In simple terms, the first paragraph should tell the reader what the story is about. Sounds obvious, right? Yet you’d be amazed by the number of companies which fail to grasp this (rather basic) point. And it’s not just internal press teams at fault; some agencies and PRos are just as bad. Take this example:
“Forget the lion there are over 1000 Cougars loose in Essex.
“With the sightings of a Big Cat in Essex hitting the headlines, Illicit Encounters has offered up its own explanation of the large cat sighting, claiming that it may have actually been a Cougar. They are of course referring to the slang term of a woman who seeks encounters with younger men.

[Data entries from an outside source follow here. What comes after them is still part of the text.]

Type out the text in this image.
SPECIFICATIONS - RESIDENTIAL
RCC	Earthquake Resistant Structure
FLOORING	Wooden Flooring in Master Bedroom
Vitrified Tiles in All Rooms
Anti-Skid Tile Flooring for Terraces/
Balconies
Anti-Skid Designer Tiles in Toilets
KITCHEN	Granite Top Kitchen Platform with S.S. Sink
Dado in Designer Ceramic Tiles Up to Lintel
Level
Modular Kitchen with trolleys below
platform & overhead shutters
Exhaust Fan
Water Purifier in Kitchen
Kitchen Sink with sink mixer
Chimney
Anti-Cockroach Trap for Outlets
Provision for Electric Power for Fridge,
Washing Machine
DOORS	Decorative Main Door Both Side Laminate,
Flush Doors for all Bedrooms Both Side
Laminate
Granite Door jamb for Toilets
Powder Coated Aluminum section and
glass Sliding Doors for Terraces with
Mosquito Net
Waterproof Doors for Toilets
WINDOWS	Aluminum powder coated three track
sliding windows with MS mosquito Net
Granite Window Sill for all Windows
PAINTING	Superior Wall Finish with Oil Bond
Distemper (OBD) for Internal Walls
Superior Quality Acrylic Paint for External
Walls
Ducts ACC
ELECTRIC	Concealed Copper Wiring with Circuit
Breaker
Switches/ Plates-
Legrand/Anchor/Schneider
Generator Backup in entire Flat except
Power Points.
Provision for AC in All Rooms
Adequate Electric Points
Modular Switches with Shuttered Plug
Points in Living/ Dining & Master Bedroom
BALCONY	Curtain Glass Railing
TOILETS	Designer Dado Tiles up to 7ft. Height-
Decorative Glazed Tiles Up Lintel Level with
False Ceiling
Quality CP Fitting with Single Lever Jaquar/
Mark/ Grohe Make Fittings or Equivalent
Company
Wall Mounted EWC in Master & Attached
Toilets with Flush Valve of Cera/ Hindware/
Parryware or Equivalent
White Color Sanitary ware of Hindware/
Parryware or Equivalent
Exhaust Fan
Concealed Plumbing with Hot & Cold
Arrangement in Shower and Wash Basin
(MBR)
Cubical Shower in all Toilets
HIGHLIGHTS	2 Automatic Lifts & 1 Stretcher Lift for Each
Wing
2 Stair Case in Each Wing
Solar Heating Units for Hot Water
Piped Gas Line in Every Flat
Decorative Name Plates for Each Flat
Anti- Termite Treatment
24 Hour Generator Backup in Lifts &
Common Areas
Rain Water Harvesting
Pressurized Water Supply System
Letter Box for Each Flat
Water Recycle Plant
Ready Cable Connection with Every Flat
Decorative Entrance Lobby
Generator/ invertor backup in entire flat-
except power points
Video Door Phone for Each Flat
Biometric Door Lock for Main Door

A quick search of the website reveals that it has over 1000 “Cougars” registered in the Essex area alone.”
“Last year the world witnessed the problems companies can encounter when it is found that emails, particularly those that contain evidence, have been erased. While most organisations assume they have free reign to delete emails, there are preservation laws in place that must be adhered to.”
It goes on: “Emails that must be preserved for a designated amount of time include: [etc etc]”
“Everyone comes across times when you are short of cash; it may be an essential school educational trip, your car needing urgent work doing on it or the washing machine breaking down, (typically when you have LOTS of washing to do) or even your pet falling ill and expensive vets bills that need to be paid.
“We always try and prepare for unexpected situations like this, but sometimes it’s just not easy to do, especially with the economy how it is it’s harder and harder to have some money saved for a ‘rainy day’, so we end up struggling…
“This is where GimmeDosh can help…”
Unfortunately, then, contrived intro’s – which are also often ‘dropped’ – invariably bore the pants off everyone, regardless of the quality of product, service or brand they (eventually) refer to.
The three rules to effective introduction writing are:
- Get to the point – tell the whole story in one paragraph
- Use plain English – swallowing a dictionary won’t win extra points (or column inches)
- Make it newsworthy – and remember there’s a difference between what you (or, more likely, your clients) might think is newsworthy and what it, in fact, worthy of coverage.
Here are a few examples of the intro’s we’ve used – all of which secured national (and often international) media exposure for our clients:
It’s the bees’ knees of affordable anti-ageing treatments. A new type of ‘miracle’ honey that could reverse the ageing process by up to 10 years goes on sale today amid predictions of a buying frenzy.
- A real-life Willy Wonka has been forced to step down as ‘Britain’s Chief Chocolate Taster’ – after piling on the pounds.
- The American gangster who inspired 1970s cult flick The Godfather was a ”fake”, a British historian claimed yesterday.
- A singer whose debut single was crowned the ‘worst song of 2010’ had the last laugh yesterday after being offered £10,000 – for her ”insightful” autobiography.
- An eccentric British author plans to launch his latest book where no book has launched before – into space.
- They say not everything is black and white…Naturalists who flocked to Cornwall to catch a glimpse of a “rare” wild skunk colony had their noses put out of joint yesterday after the animals turned out to be – remote-controlled TOYS.
- The world’s first waterproof paperback will hit the shelves next summer, publishers revealed yesterday.
The bottom line is that there are no hard and fast rules about drafting the perfect top line. Just remember that securing national coverage is hard enough without adding your own, additional, obstacles.